Prometheus has become the de-facto standard for cloud-native monitoring, it is powerful but also forces you to make architectural choices, Counter or Gauge? Histogram or Summary? Push or Pull? and this dictates whether your dashboards provide clarity or noise during chaos.
Prometheus is designed for:
- Time-series monitoring
- Event counting & system behavior tracking
- Real-time alerting
- Observability in distributed systems
It uses a pull model, stores time-series data, and provides a powerful query language called PromQL.
Why Metric Design Matters
Averages can be misleading because they hide outliers and spiky data. An average (mean) cannot distinguish between a system where all users experience 100ms latency and one where half experience 1ms and the other half experience 200ms.
Understanding rates, distributions, and system state is essential for accurate observability.
Prometheus Metric Types: When to Use Each
Prometheus provides four core metric types and it's important to match each type to the question being asked.

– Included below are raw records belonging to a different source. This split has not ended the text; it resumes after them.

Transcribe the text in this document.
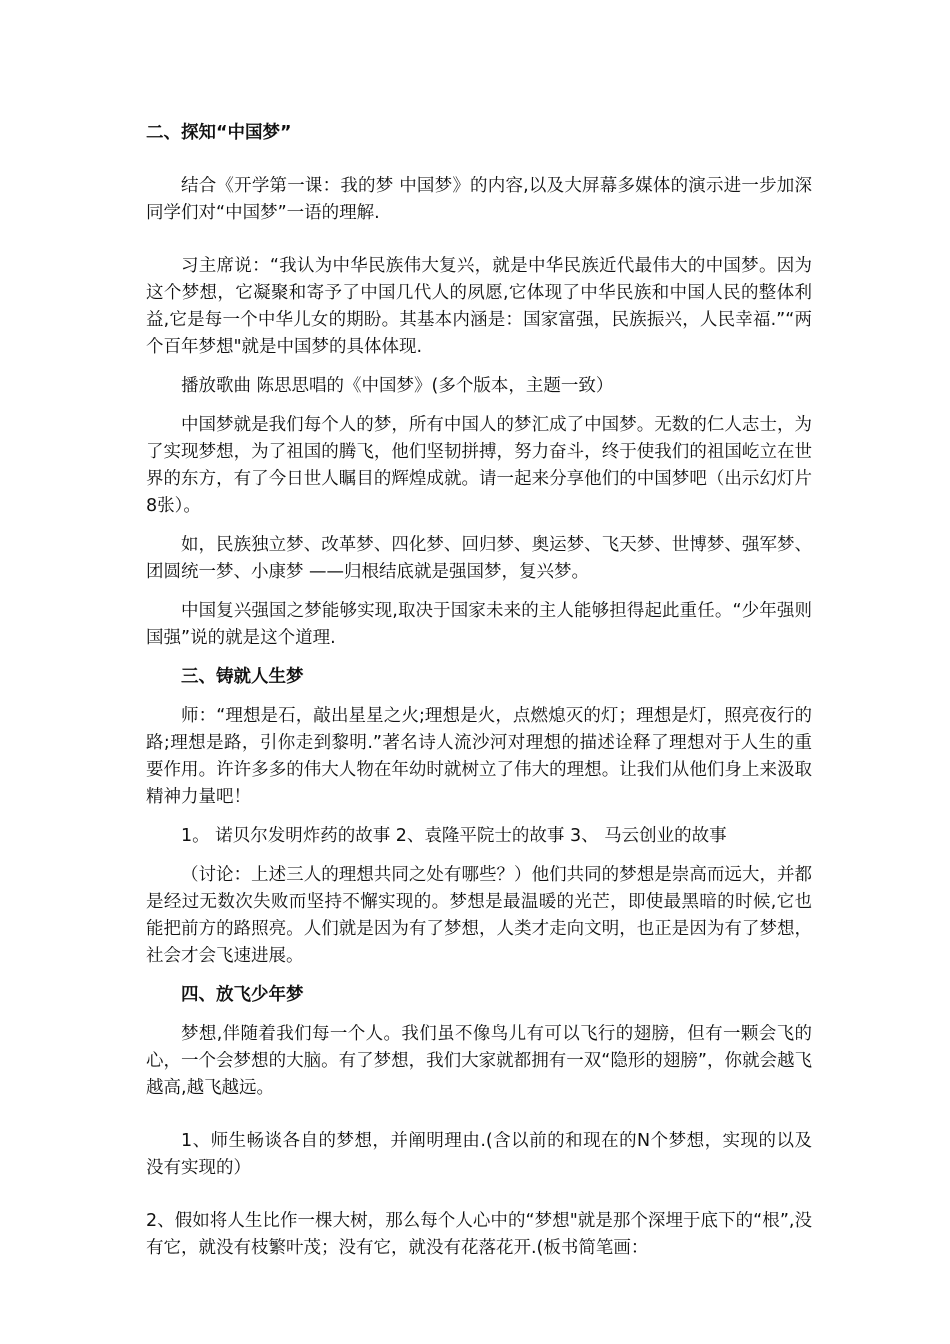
二、探知“中国梦”

结合《开学第一课：我的梦 中国梦》的内容,以及大屏幕多媒体的演示进一步加深同学们对“中国梦”一语的理解.

习主席说：“我认为中华民族伟大复兴，就是中华民族近代最伟大的中国梦。因为这个梦想，它凝聚和寄予了中国几代人的夙愿,它体现了中华民族和中国人民的整体利益,它是每一个中华儿女的期盼。其基本内涵是：国家富强，民族振兴，人民幸福.”“两个百年梦想"就是中国梦的具体体现.

播放歌曲 陈思思唱的《中国梦》(多个版本，主题一致）

中国梦就是我们每个人的梦，所有中国人的梦汇成了中国梦。无数的仁人志士，为了实现梦想，为了祖国的腾飞，他们坚韧拼搏，努力奋斗，终于使我们的祖国屹立在世界的东方，有了今日世人瞩目的辉煌成就。请一起来分享他们的中国梦吧（出示幻灯片8张）。

如，民族独立梦、改革梦、四化梦、回归梦、奥运梦、飞天梦、世博梦、强军梦、团圆统一梦、小康梦 ——归根结底就是强国梦，复兴梦。

中国复兴强国之梦能够实现,取决于国家未来的主人能够担得起此重任。“少年强则国强”说的就是这个道理.

三、铸就人生梦

师：“理想是石，敲出星星之火;理想是火，点燃熄灭的灯；理想是灯，照亮夜行的路;理想是路，引你走到黎明.”著名诗人流沙河对理想的描述诠释了理想对于人生的重要作用。许许多多的伟大人物在年幼时就树立了伟大的理想。让我们从他们身上来汲取精神力量吧！

1。 诺贝尔发明炸药的故事 2、袁隆平院士的故事 3、 马云创业的故事

（讨论：上述三人的理想共同之处有哪些？）他们共同的梦想是崇高而远大，并都是经过无数次失败而坚持不懈实现的。梦想是最温暖的光芒，即使最黑暗的时候,它也能把前方的路照亮。人们就是因为有了梦想，人类才走向文明，也正是因为有了梦想，社会才会飞速进展。

四、放飞少年梦

梦想,伴随着我们每一个人。我们虽不像鸟儿有可以飞行的翅膀，但有一颗会飞的心，一个会梦想的大脑。有了梦想，我们大家就都拥有一双“隐形的翅膀”，你就会越飞越高,越飞越远。

1、师生畅谈各自的梦想，并阐明理由.(含以前的和现在的N个梦想，实现的以及没有实现的）

2、假如将人生比作一棵大树，那么每个人心中的“梦想"就是那个深埋于底下的“根”,没有它，就没有枝繁叶茂；没有它，就没有花落花开.(板书简笔画：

| Type | Use Case | Example |
|---|---|---|
| Counter | Values that only increase | HTTP requests |
| Gauge | Values that go up & down | Memory usage |
| Histogram | Request duration & distributions | API latency |
| Summary | Client-side latency quantiles | Response time percentiles |
Counter
Counters are ideal for:
- HTTP request counts
- Jobs processed
- error counts
- retry counts
- Cache hits/misses
Code
httpRequestsTotal.Inc()
Query
rate(http_requests_total[5m])
Tip: Always use rate() or increase() with counters, raw values rarely provide insight.
Guage
Guages are ideal for:
- cpu usage
- memory consumption
- active connections
- queue depth
- number of running pods
Code
queueDepth.Set(float64(noOfItems))
Query
myapp_queue_depth
Tip: If a metric never decreases, it should be a counter, but if it goes up and down then it should be a gauge.
Histogram
Histograms capture distributions across buckets, for accurate percentile calculations.
Histograms are ideal for:
- request latency
- database query duration
- payload sizes
- job processing time
Code
requestDuration.Observe(duration)
Query
histogram_quantile(0.95,
rate(http_request_duration_seconds_bucket[5m])
)
Summaries
Summaries are used to calculate percentiles on the client-side for single-instance applications where pre-defining histogram buckets is impractical.
Summaries are ideal when:
- running a single instance
- aggregation is not required
Summaries cannot be aggregated across instances, histograms are typically preferred in microservices environments.
Labels
Labels allow metrics to be sliced and analyzed.
http_requests_total{method="POST", status="500"}
Use labels for:
- status codes
- endpoints
- regions
- service names
Tip: Avoid using lables for high cardinality data like user IDs or request IDs that could explode into an unbounded number of time-series.
It can severely impact performance by overloading the memory and slowing down queries.
Finally, observability is useful when metrics answer operational questions quickly especially under pressure. At 2 AM, the goal is not to admire dashboards. The goal is to understand reality:
- What are users experiencing?
- What changed?
- Where is the bottleneck?
- Is this a spike or a trend?
If dashboards feel noisy or alerts lack value, the issue is often design rather than tooling. Choosing the right metric type transforms prometheus from a data collector into a system that provides clarity when it matters the most.